Date: 2011-08-25
Author: Sébastien Boisvert
Subject: VirtualCommunicator
Written on: VIA train 60 (Toronto -> Montréal)


The standard way of starting a program in the
command-line prompt is:

	./MyProgram

If MyProgram utilises threads and the systems has more than 1 processor logical
core, then MyProgram may use them if needed and/or was designed to.


== On the way to passing messages ==


When using the message-passing interface (MPI), a program built around it can be
run on more than one processor logical core. 

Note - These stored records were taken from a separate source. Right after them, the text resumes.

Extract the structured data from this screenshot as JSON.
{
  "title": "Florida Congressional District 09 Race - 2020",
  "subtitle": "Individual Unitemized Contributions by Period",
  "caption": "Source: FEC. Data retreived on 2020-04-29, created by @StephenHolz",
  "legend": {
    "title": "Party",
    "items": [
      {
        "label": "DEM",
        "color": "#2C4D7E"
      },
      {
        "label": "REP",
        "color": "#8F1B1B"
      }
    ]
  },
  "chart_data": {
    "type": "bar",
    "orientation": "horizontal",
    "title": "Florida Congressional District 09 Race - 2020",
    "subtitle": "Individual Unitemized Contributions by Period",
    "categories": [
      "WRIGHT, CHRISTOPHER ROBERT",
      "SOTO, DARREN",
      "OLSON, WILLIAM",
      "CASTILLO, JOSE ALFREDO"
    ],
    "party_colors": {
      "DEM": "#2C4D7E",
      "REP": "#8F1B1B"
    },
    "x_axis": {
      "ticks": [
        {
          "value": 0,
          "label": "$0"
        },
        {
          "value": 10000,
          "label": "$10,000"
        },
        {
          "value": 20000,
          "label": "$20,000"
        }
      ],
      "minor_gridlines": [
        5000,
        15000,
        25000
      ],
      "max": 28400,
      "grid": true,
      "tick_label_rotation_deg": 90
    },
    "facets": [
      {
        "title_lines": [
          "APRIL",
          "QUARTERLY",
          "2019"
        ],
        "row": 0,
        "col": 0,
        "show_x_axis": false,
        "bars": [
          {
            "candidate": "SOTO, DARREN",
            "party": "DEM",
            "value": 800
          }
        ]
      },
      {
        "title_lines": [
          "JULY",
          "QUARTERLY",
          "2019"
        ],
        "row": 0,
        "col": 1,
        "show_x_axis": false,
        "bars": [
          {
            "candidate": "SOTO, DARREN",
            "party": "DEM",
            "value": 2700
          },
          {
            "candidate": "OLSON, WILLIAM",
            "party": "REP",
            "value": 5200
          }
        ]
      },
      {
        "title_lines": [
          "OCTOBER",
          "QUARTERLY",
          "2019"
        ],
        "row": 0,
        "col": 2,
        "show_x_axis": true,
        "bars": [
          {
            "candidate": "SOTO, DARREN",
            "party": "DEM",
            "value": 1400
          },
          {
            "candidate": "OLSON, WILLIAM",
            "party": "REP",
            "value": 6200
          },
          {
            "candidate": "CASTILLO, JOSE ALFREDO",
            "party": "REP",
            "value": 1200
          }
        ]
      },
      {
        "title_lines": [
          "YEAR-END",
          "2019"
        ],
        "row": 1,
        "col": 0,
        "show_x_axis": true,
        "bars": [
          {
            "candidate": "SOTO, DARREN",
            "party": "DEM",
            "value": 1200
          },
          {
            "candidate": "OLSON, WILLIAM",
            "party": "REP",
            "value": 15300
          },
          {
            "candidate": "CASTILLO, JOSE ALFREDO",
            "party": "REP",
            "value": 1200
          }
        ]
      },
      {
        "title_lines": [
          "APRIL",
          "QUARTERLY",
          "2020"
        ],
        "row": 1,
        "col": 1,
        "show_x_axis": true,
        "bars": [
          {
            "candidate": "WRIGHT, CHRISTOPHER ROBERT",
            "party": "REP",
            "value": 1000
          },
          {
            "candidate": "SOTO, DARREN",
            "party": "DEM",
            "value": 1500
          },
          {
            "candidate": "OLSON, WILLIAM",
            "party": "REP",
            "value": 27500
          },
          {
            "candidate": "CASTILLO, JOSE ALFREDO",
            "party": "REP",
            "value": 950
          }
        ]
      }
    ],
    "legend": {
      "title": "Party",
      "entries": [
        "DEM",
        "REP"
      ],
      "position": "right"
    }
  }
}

With the message-passing interface, a program is started using an
auxiliary program. Its standard name is mpiexec, and this name stands for
Message-Passing-Interface EXECution (or perhaps EXEcuter). Other names for such an auxiliary program
are mpirun and orterun. With mpiexec, the same program (in our example that
would be MyProgram) is started on numerous processor logical cores and each of
these program instances is given a unique identifier. Each of these numbered
running instances are called MPI ranks. The identifying numbers of 4 MPI ranks
would be 0, 1, 2 and 3. To start a program within this framework, the following
command must be utilised:

	mpiexec -n 4 ./MyProgram

Basically, this mpiexec program will take start the same program 4 times. The
magic of this is that the 4 MPI ranks can be on different computers, thus
enabling the true potential of compute clusters with distributed resources. For
instance, 16 computers connected with an Internet protocol (TCP/IP) network is a
compute cluster with distributed resources. Let's assume that each has 8
processor logical cores. In the MPI world, it means that we can have 
8 MPI ranks per computer. 16 computers thus give a total of 16*8 = 128 MPI
ranks.


== Sending and receiving information ==

It would be obviously pointless to start several instance of the same program
with the same exact command-line arguments if these can not exchange
information.

Fortunately, there is one single thing that truly differentiate all these
otherwise identical running instances of the same program executable. This handy
attribute that I refer to is these MPI rank numbers. Using these, any MPI rank
can send a message to another specific MPI rank. And any MPI rank can check for
new unread messages recently received.

Any message thus has a sender MPI rank, a receiver MPI rank and actual
information. Any message also has an MPI tag to identify the type of information
it contains.

The hardest part is presumably to implement programs using this general idea of
MPI ranks. Following the single-program multiple-data paradigm (SPMD), the source
code of a MPI program is the same regardless of the actual number of a MPI rank.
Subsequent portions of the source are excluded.